If you look at the human pelvis compared to that of other mammals, ours is more bowl- or basin-like; in fact the word pelvis means “basin.” The figure immediately below shows the contour of the neonate’s head in solid black compared to the shape and size of the pelvic outlet in humans and three great apes. This may give you an idea of why childbirth is painful for us and not for them.
But then, the next question is, why is the human pelvis shaped like that? Why isn’t the outlet wider, to allow for easier and more comfortable childbirth? The answer to this has to do with our upright locomotion, and has two facets: visceral support and locomotion.
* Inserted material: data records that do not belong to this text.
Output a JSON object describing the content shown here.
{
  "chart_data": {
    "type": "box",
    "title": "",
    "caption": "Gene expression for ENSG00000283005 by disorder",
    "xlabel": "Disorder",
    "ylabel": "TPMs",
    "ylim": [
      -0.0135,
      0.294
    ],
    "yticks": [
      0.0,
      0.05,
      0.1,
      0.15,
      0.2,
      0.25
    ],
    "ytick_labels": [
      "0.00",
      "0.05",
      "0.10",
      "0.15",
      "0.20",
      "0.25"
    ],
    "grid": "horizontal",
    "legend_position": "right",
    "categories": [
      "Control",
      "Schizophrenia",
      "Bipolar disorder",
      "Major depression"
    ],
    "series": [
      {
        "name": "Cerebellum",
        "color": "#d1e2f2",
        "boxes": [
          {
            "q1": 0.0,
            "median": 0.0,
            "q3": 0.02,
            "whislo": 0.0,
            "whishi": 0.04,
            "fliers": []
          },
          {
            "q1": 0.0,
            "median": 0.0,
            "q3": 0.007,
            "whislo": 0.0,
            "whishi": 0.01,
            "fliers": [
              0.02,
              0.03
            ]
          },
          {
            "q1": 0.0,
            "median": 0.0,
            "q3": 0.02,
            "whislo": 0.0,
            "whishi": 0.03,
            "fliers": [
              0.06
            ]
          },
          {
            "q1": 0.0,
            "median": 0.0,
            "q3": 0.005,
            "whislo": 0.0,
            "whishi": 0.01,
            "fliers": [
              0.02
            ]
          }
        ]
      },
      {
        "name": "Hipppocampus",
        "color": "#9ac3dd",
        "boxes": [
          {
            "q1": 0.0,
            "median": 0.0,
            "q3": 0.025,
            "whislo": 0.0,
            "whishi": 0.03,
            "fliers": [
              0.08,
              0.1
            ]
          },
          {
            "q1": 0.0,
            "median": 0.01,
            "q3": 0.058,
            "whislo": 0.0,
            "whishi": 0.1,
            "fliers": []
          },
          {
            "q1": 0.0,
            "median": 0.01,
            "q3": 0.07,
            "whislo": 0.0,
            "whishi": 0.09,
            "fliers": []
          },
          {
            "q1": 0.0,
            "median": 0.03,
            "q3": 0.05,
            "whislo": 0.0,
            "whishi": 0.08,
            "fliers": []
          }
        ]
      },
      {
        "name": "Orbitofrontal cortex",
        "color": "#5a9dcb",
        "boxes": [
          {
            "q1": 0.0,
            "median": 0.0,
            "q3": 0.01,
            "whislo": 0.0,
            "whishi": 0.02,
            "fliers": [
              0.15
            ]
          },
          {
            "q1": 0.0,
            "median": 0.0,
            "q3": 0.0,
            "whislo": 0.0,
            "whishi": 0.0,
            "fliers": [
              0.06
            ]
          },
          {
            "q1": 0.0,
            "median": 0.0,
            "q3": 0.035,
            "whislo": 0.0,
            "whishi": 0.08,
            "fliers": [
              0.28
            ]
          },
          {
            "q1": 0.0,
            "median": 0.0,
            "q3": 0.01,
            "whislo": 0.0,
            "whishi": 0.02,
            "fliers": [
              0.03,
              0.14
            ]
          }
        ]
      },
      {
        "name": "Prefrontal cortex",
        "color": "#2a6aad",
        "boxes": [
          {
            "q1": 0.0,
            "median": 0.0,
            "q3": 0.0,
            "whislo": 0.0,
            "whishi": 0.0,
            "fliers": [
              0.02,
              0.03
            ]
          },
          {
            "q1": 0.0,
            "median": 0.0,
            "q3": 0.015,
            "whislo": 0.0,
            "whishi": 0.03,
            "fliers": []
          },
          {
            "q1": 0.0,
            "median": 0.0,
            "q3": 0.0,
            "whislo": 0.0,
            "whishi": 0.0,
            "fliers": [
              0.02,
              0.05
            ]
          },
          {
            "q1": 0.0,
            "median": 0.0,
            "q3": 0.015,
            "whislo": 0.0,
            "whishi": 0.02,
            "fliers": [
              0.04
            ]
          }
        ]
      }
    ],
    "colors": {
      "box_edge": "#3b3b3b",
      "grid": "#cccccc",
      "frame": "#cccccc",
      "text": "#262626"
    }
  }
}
First of all, in animals such as the chimpanzee or gorilla, which walk on all fours, the weight of the abdominal organs is supported by the strong, three-layered muscular wall of the abdomen. But stand a primate upright, and that weight now bears down on the pelvic floor. Something new is needed to support all that; otherwise we’d have a much more major problem than we do now with intestinal loops herniating through the pelvic floor. Guts need support.
So concurrently with the evolution of an upright posture, the floor of the pelvis—the bottom of the basin—turned inward to better support and strengthen the muscles of the pelvic floor that hold up one’s guts, especially those bulky, heavy intestines. Now, viewed from the inside, our pelvic floor looks like this. Notice that even the coccyx, our vestigial “tailbone,” turns inward to help support these muscles. (This is one example of why the concept of “vestigial” doesn’t mean “useless.”)
The second reason for this pelvic remodeling is locomotion: it enabled the femurs to angle inward so the knees fall below the body’s center of gravity, as this comparison of chimpanzee (left) and hominid (right) illustrates. This allows for sustained comfortable standing, comfortable bipedal walking (compare all the movies one may have seen of orangutans and chimpanzees walking on their hind legs), and perhaps most importantly, efficient long-distance running.
All of this pelvic remodeling, however, created the problem in childbirth that started this discussion thread. For the infant’s head to squeeze through this narrower pelvic outlet, especially as hominids evolved larger brains and craniums, meant that there was increasing selection pressure for infants to be born before the bones of the cranium fused and made the skull rigid. The skull must be able to deform a little bit to squeeze through the birth canal (a term meaning the combination of pelvic outlet, pelvic muscles, and vagina).
Hence, human infants are born in a less mature state than the infants of the great apes and many other mammals from cats to cattle. This immaturity is seen especially in the state of the nervous system at birth. Our infants, unlike so many others, can’t sit up, stand up, walk, grab ahold of their mothers for a ride (like a baby monkey or chimp), or even hold things in their hands. This is a price we pay for our bipedal locomotion; birth is painful and our infants require much more extensive parental care than those of other primates.
The last fact is a further selection pressure that favored evolution of longer-lasting pair bonds between human mates. Biparental care was necessary for optimal survival of our offspring. Thus, for reasons traceable back to or pelvic anatomy, humans evolved multiyear pair-bonding and a greater (though far from perfect) degree of monogamy compared to other primates.
In short, the advantages of bipedalism have so outweighed the disadvantages of birth pain and infant helplessness that, in the grand scheme of things, it has all been worthwhile. Birth pain is one of the prices we pay for human nature and civilization.